The UCSF Anti-Racism Initiative, led by Vice Chancellor Renee Navarro, MD, PharmD, has made progress through the launch of new diversity, equity and inclusion training, changes to UCSF’s policing and security protocols, the addition of anti-racism curricula across the schools and Graduate Division, and ongoing forums to encourage conversations about race with the UCSF community.
In addition, in response to the national reckoning on race, Maria Jaochico, director of student right and responsibilities in the Office of Student Life, has led seven large community Restorative Justice circles to provide a space for healing and constructive dialogue among students, faculty and staff.
“As a result, we are now exploring ways to bolster and build on those efforts, and to incorporate Restorative Justice practices into community building and problem solving across the campus and UCSF Health,” Hawgood said. “It is my hope that this will foster healing and a spirit of camaraderie throughout the University.”

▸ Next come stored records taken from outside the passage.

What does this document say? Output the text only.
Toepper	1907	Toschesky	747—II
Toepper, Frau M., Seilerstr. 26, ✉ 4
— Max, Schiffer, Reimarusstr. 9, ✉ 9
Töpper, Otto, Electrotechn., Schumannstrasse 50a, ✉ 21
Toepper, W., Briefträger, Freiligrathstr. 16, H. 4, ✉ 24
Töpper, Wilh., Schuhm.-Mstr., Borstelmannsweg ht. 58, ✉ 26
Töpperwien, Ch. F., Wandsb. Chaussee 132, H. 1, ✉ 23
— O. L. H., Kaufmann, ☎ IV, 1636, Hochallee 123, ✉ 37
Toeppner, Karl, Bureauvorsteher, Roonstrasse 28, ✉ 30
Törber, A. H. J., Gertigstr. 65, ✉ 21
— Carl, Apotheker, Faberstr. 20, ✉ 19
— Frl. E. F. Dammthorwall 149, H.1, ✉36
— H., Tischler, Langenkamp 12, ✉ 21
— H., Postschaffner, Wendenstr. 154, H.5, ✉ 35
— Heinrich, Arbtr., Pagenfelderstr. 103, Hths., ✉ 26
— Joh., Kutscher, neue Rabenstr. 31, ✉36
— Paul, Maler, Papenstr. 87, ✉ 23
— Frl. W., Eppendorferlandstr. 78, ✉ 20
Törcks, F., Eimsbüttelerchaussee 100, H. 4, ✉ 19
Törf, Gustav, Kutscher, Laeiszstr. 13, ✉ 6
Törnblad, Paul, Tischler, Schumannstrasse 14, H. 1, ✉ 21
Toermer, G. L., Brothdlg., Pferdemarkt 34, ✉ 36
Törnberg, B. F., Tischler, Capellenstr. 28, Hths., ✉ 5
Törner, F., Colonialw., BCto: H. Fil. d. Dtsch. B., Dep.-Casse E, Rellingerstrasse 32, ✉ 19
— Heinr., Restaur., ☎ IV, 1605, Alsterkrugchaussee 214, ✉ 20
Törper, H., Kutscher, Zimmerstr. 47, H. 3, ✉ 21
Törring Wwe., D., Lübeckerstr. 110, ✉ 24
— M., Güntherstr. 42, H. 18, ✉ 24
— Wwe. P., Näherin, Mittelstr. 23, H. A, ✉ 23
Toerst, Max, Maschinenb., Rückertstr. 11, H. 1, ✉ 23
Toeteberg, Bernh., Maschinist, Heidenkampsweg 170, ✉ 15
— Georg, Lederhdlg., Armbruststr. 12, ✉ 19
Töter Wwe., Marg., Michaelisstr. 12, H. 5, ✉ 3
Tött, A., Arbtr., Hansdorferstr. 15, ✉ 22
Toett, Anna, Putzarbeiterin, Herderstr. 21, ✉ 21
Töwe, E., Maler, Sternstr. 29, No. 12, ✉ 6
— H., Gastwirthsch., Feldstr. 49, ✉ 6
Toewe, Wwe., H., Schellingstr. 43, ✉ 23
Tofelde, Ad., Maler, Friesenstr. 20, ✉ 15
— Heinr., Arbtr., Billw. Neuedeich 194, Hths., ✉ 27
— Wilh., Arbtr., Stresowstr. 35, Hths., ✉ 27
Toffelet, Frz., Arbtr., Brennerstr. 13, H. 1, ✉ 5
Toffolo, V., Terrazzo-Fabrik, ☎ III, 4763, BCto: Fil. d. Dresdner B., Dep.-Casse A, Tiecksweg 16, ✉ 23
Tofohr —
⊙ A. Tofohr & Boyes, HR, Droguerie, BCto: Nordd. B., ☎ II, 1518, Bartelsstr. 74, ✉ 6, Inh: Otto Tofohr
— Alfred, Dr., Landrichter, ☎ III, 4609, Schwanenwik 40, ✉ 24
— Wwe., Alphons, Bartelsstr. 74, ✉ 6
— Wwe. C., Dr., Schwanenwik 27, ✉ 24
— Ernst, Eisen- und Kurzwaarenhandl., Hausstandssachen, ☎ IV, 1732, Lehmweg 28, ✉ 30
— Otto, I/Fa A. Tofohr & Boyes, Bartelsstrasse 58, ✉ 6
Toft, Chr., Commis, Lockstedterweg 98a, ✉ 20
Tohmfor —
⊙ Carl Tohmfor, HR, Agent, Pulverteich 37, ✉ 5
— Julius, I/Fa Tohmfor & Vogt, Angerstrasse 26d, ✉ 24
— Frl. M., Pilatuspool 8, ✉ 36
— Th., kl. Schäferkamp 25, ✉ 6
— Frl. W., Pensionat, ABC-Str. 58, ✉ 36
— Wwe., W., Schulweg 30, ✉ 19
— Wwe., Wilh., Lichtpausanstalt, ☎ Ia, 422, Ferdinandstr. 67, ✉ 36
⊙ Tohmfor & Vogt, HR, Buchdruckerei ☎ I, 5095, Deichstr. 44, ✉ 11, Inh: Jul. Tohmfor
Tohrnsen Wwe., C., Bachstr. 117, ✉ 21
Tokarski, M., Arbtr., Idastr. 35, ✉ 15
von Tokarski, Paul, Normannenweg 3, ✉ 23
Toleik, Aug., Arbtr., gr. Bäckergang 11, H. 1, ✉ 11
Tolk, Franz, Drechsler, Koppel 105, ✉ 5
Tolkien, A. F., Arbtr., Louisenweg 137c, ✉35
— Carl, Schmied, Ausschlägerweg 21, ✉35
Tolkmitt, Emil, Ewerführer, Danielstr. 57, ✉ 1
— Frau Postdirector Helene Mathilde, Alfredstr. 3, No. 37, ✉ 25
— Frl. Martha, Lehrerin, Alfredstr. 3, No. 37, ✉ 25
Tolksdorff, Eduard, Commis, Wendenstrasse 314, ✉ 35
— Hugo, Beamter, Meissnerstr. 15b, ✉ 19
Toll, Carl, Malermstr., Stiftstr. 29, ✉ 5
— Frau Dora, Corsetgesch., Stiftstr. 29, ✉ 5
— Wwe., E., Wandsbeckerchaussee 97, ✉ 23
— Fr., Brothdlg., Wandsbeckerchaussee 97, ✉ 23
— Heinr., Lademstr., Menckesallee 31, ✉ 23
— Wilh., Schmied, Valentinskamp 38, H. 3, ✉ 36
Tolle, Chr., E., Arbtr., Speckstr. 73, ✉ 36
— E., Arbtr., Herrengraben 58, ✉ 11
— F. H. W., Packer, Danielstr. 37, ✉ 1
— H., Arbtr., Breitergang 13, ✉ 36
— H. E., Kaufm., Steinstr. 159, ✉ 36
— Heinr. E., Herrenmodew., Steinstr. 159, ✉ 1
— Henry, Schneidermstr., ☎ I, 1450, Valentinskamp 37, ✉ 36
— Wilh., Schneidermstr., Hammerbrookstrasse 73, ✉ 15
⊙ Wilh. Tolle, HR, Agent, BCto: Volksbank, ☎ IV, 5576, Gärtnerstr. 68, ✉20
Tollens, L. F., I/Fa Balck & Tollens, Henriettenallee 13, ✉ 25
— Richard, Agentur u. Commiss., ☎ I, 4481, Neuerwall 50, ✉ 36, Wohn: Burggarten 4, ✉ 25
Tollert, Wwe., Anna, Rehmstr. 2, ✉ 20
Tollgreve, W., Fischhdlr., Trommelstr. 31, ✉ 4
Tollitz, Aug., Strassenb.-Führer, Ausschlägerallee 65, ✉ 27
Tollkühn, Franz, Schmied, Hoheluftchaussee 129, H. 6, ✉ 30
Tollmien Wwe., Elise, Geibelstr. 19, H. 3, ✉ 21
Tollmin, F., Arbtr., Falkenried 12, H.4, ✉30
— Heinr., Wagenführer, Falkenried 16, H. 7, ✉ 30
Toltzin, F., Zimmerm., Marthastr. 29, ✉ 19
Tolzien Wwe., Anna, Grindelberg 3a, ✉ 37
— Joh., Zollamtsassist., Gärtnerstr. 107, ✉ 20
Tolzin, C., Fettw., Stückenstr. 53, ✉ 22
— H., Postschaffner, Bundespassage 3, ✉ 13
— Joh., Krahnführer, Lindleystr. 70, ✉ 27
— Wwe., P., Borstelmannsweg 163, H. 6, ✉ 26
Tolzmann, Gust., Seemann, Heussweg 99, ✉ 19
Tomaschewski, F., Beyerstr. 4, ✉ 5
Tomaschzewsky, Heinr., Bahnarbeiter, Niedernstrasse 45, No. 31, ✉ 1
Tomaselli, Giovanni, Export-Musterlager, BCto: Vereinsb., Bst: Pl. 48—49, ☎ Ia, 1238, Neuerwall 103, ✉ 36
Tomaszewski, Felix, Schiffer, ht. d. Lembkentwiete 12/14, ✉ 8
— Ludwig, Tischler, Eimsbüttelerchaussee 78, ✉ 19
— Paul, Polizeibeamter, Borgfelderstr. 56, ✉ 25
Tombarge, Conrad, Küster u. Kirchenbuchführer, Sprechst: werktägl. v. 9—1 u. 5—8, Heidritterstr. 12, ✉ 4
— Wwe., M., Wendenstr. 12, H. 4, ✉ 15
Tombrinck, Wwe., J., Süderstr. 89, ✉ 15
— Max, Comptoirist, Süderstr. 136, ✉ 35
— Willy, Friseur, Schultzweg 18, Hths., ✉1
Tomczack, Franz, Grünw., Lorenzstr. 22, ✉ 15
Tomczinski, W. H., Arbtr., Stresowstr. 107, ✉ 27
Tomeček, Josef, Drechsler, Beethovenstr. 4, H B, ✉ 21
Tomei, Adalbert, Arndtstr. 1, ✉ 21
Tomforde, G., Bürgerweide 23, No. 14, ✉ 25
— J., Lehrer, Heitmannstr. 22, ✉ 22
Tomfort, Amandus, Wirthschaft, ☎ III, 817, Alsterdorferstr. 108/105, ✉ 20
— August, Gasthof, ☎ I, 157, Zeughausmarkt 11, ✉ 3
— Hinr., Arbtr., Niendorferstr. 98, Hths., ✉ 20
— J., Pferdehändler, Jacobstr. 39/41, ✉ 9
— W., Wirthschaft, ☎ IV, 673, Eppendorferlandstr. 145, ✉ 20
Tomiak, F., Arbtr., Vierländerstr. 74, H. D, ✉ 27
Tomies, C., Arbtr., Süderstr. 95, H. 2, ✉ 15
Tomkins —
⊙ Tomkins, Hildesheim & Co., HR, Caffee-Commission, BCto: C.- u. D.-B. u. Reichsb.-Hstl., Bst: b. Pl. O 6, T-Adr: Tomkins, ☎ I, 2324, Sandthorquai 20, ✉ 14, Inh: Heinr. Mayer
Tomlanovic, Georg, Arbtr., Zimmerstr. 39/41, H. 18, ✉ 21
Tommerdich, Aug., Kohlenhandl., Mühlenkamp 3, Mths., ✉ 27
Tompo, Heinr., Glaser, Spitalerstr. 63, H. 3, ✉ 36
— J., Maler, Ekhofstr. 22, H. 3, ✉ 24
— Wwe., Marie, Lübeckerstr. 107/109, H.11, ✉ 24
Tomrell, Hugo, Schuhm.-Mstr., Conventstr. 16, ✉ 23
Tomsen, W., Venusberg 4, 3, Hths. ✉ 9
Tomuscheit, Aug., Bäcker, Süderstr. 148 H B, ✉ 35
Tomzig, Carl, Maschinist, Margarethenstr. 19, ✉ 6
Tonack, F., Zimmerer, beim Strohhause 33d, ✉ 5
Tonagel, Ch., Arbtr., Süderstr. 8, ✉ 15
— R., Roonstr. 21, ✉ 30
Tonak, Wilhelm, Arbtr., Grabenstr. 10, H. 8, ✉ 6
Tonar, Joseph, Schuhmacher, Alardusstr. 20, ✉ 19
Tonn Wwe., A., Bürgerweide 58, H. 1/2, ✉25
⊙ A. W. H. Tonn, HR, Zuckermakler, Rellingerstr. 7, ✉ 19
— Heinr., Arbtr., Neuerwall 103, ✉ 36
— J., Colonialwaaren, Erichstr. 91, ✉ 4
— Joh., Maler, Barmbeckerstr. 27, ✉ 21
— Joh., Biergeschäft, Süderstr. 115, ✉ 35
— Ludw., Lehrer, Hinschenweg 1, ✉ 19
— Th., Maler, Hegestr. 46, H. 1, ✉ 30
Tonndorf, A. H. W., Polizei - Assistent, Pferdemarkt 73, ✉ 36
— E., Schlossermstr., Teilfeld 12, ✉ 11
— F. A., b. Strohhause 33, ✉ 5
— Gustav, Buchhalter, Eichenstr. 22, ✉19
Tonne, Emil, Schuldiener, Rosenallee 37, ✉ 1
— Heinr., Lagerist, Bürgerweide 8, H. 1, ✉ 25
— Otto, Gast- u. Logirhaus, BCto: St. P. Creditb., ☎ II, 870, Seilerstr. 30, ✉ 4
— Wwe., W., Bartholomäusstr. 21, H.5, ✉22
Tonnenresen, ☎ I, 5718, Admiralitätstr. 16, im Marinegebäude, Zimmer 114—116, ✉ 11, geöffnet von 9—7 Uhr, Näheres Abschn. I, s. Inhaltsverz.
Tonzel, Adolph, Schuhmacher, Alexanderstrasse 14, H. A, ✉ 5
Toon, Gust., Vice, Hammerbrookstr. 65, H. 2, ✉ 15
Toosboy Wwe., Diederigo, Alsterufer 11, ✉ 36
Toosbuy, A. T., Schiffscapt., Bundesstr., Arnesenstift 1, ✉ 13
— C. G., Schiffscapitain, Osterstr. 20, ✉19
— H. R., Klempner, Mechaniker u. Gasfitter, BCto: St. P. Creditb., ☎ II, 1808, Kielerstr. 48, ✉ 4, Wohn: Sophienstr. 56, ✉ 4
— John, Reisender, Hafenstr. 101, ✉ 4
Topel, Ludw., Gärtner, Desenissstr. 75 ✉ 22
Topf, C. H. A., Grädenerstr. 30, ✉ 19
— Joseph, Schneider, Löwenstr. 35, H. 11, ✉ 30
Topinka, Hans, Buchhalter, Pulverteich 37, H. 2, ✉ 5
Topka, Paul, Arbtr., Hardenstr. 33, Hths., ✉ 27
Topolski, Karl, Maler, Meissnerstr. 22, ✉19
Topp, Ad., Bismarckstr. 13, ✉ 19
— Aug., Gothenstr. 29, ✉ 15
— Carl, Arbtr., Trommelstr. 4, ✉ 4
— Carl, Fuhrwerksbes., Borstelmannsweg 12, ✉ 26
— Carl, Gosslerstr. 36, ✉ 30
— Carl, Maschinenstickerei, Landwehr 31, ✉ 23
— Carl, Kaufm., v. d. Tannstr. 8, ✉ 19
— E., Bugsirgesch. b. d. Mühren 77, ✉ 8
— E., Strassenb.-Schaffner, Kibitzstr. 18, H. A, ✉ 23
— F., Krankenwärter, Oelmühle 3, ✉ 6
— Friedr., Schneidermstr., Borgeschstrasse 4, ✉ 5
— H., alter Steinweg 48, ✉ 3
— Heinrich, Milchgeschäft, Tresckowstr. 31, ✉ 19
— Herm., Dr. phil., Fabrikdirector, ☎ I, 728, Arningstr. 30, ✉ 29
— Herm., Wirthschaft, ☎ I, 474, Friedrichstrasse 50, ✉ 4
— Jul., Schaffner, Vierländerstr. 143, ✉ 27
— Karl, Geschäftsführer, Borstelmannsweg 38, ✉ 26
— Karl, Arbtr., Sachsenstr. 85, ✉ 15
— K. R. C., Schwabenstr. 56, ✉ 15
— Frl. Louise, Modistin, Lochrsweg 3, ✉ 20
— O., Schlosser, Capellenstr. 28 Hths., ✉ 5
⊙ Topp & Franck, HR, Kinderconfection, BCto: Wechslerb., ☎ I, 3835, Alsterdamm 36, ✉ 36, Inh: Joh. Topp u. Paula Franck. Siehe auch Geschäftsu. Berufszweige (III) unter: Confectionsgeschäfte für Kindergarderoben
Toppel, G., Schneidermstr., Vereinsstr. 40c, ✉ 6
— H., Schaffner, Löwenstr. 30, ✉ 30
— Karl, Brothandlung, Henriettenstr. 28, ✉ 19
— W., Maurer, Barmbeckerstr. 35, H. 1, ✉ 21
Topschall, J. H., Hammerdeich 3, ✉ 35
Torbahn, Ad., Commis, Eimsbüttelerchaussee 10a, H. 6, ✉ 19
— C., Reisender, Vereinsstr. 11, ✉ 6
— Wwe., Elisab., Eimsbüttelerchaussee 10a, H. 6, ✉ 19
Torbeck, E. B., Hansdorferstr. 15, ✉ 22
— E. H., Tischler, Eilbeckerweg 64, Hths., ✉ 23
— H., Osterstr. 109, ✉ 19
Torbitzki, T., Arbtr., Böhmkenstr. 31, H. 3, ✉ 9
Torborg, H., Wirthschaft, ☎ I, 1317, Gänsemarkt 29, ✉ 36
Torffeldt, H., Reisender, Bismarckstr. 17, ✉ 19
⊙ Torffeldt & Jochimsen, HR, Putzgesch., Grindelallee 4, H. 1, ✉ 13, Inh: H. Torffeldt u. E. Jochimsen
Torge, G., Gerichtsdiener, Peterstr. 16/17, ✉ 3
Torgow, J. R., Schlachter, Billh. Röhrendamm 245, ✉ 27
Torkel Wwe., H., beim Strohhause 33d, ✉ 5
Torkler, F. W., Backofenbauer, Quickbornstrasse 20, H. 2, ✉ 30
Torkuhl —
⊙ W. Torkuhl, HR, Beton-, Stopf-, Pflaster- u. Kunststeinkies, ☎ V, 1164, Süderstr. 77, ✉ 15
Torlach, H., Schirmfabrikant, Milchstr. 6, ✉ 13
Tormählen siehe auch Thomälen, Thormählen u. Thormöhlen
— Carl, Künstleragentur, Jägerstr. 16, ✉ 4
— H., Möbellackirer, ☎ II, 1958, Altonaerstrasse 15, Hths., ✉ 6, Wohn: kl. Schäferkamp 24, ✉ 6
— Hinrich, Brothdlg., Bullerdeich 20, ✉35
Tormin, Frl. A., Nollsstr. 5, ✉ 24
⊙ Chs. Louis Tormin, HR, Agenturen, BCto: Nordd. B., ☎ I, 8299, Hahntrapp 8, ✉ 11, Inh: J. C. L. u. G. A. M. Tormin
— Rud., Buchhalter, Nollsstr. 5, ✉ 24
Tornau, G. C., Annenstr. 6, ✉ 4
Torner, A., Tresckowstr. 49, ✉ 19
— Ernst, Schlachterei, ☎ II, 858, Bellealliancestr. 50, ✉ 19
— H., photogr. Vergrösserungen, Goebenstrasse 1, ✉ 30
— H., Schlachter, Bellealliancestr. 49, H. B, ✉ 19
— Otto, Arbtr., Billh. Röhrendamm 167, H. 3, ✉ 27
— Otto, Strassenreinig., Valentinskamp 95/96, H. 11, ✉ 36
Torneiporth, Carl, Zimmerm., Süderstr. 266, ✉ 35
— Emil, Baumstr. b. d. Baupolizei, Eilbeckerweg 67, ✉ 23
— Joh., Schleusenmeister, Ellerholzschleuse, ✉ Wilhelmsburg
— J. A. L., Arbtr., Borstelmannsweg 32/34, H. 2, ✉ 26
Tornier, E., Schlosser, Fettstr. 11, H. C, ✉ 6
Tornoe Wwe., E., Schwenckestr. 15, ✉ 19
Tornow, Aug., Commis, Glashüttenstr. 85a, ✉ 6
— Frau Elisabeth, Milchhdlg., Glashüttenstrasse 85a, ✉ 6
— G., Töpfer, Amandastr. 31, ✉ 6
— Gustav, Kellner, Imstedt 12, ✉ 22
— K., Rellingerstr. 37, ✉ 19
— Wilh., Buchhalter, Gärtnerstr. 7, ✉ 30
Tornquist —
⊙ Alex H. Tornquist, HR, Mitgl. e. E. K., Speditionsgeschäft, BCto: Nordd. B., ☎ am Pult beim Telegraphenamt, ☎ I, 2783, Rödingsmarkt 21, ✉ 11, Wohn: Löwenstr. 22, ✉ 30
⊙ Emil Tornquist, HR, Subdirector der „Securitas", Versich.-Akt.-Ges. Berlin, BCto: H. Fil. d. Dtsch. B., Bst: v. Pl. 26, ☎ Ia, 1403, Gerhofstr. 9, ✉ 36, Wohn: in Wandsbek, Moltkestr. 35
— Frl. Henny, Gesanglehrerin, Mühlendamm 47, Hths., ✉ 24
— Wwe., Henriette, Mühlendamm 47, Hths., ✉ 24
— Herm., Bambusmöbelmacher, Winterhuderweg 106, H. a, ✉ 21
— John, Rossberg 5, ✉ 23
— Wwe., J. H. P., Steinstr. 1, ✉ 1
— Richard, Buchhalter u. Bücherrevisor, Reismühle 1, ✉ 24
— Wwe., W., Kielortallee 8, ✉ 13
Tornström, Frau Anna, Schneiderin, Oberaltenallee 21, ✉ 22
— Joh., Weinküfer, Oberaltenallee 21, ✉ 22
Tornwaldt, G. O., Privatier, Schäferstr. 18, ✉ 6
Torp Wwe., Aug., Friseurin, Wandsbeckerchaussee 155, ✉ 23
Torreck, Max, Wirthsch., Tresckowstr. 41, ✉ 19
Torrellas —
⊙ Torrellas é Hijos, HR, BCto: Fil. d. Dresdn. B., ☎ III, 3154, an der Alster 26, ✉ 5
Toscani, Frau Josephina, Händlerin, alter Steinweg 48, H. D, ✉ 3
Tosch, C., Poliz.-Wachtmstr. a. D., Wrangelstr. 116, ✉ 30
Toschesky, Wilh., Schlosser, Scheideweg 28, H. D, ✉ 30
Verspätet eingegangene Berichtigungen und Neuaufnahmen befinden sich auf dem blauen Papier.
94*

Hawgood then recognized the lasting impact of several UCSF leaders as they prepare to retire at the end of the year: Mark Laret, president and CEO of UCSF Health, and Joseph Guglielmo, PharmD, dean of the School of Pharmacy.
In closing, Hawgood urged each of us to recommit to health and wellbeing – for our patients, our communities, families, and ourselves.
“While COVID-19 may have spurred a number of changes, the people of UCSF and our immutable mission are the greater catalyst for transformation. Our collective accomplishments and the changes they will create will prove more lasting than the legacy of this pandemic.”
To end the program, the Chancellor invited Charles Limb, MD, the Francis A. Sooy Professor of Otolaryngology, Head and Neck Surgery, to perform an original piece of music – titled “Catalyst.”